CVJul 19, 2025

Advances in Feed-Forward 3D Reconstruction and View Synthesis: A Survey

ETH Zurich
arXiv:2507.14501v424 citationsh-index: 18
Originality Synthesis-oriented
AI Analysis

It addresses the computational limitations of traditional methods for researchers and practitioners in computer vision and graphics, though it is an incremental survey rather than presenting new results.

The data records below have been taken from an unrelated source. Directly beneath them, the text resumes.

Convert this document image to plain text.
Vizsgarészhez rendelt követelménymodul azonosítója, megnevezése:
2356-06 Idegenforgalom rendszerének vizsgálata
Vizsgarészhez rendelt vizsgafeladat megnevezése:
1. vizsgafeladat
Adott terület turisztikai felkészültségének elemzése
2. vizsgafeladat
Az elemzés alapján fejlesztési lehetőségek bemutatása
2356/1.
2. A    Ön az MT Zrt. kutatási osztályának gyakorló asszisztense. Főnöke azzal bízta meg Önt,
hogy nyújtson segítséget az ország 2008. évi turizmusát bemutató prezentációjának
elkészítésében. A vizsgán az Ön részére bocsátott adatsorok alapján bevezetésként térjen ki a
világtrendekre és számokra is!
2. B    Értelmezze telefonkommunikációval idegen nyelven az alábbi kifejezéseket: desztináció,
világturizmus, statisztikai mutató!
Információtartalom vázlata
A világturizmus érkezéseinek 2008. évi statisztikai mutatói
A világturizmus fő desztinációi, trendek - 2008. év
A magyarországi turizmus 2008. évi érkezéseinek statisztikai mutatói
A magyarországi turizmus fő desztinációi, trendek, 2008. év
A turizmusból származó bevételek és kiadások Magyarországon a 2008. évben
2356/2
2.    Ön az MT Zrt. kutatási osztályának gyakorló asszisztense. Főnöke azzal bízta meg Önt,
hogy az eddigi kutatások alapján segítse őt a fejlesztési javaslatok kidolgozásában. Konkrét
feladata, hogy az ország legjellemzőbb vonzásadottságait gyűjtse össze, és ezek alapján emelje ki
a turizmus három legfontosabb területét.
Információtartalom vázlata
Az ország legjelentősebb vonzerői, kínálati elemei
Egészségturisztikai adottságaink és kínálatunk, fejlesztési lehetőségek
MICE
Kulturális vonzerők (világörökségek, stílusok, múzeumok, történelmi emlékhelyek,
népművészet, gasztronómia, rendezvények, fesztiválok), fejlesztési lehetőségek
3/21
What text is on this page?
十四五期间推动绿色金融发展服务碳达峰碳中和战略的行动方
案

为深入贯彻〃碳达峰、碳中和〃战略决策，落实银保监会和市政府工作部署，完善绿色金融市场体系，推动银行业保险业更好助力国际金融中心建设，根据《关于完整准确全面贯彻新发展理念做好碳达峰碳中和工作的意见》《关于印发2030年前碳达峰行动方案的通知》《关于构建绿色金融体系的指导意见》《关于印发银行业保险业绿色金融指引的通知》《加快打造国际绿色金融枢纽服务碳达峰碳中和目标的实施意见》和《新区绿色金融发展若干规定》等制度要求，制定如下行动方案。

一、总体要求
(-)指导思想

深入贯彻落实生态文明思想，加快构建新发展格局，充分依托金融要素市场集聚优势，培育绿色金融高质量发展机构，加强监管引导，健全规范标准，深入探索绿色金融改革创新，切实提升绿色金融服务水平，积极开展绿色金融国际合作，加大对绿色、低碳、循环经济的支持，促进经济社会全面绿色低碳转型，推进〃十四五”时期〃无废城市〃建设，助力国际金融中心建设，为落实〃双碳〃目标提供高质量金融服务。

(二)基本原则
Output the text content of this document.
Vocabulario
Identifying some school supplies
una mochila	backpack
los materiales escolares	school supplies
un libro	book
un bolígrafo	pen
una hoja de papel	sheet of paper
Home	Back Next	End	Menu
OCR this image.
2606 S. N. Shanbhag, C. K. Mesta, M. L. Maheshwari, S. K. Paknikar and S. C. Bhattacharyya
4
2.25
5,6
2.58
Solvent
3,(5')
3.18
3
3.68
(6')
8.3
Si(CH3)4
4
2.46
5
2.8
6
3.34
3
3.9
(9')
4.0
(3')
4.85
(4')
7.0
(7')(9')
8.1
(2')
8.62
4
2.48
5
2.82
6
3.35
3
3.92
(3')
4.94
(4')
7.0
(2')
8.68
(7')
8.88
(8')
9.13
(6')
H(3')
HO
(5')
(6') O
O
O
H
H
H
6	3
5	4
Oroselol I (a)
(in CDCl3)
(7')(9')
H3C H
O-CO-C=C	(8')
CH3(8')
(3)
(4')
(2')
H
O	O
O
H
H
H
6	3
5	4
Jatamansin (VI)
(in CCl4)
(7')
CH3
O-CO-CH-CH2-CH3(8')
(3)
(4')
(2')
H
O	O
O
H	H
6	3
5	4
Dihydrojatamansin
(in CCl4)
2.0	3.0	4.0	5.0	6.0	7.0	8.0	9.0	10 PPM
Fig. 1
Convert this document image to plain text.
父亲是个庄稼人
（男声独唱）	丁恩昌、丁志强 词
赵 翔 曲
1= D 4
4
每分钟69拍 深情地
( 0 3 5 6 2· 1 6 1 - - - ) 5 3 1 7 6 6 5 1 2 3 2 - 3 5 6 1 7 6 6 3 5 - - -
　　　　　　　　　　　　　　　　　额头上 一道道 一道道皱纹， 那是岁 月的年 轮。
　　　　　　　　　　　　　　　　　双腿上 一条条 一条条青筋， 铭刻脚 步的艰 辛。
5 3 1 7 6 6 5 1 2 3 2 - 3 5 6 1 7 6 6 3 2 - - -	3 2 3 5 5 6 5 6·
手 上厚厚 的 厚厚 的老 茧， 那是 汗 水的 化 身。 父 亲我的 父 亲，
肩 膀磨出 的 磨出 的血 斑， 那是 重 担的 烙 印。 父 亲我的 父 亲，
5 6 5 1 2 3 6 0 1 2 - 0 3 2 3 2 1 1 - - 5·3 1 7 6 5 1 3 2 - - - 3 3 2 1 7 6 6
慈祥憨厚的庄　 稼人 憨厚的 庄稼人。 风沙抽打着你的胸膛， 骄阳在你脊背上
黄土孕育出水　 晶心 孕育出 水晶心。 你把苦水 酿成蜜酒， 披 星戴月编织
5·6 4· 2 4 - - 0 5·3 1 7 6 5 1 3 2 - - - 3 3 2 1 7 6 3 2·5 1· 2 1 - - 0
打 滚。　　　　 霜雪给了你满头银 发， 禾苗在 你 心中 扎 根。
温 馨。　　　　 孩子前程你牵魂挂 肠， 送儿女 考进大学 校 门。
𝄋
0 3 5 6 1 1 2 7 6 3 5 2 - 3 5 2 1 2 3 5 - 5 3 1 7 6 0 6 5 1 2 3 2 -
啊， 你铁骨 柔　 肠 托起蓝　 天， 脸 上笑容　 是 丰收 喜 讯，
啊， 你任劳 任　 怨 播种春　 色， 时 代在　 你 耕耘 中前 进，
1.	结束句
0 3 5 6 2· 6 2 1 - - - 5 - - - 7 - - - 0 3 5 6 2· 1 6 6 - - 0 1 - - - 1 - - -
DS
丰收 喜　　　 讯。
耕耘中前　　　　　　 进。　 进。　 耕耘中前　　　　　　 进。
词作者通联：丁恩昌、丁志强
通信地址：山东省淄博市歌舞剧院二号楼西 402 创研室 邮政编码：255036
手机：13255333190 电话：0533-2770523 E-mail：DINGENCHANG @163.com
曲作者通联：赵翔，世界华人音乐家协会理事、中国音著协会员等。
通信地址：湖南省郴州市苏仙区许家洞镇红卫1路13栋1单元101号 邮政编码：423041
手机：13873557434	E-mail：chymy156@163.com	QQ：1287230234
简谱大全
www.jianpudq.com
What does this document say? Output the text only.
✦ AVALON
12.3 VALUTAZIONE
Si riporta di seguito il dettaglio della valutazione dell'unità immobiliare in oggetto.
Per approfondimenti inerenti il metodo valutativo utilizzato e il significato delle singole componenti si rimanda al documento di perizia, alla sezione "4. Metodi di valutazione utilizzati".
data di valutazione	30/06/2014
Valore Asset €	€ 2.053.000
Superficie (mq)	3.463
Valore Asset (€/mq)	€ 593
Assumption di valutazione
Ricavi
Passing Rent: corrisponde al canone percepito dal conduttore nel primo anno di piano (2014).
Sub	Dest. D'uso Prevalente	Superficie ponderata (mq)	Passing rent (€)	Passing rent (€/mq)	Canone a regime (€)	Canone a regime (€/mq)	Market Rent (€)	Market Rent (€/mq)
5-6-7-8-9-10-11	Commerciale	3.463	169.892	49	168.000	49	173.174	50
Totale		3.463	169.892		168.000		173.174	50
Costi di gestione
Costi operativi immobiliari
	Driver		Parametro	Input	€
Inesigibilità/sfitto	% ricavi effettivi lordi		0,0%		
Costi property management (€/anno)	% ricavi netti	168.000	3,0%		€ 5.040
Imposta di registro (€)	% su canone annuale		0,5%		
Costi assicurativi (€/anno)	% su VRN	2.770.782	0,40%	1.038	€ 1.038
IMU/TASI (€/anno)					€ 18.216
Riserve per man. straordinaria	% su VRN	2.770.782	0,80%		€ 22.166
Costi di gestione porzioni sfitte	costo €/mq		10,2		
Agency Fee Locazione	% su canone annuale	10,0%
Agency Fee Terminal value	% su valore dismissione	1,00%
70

This survey reviews feed-forward deep learning approaches for 3D reconstruction and view synthesis, which enable faster and more generalizable methods compared to traditional iterative optimization techniques, with applications in AR, VR, robotics, and digital humans.

3D reconstruction and view synthesis are foundational problems in computer vision, graphics, and immersive technologies such as augmented reality (AR), virtual reality (VR), and digital twins. Traditional methods rely on computationally intensive iterative optimization in a complex chain, limiting their applicability in real-world scenarios. Recent advances in feed-forward approaches, driven by deep learning, have revolutionized this field by enabling fast and generalizable 3D reconstruction and view synthesis. This survey offers a comprehensive review of feed-forward techniques for 3D reconstruction and view synthesis, with a taxonomy according to the underlying representation architectures including point cloud, 3D Gaussian Splatting (3DGS), Neural Radiance Fields (NeRF), etc. We examine key tasks such as pose-free reconstruction, dynamic 3D reconstruction, and 3D-aware image and video synthesis, highlighting their applications in digital humans, SLAM, robotics, and beyond. In addition, we review commonly used datasets with detailed statistics, along with evaluation protocols for various downstream tasks. We conclude by discussing open research challenges and promising directions for future work, emphasizing the potential of feed-forward approaches to advance the state of the art in 3D vision.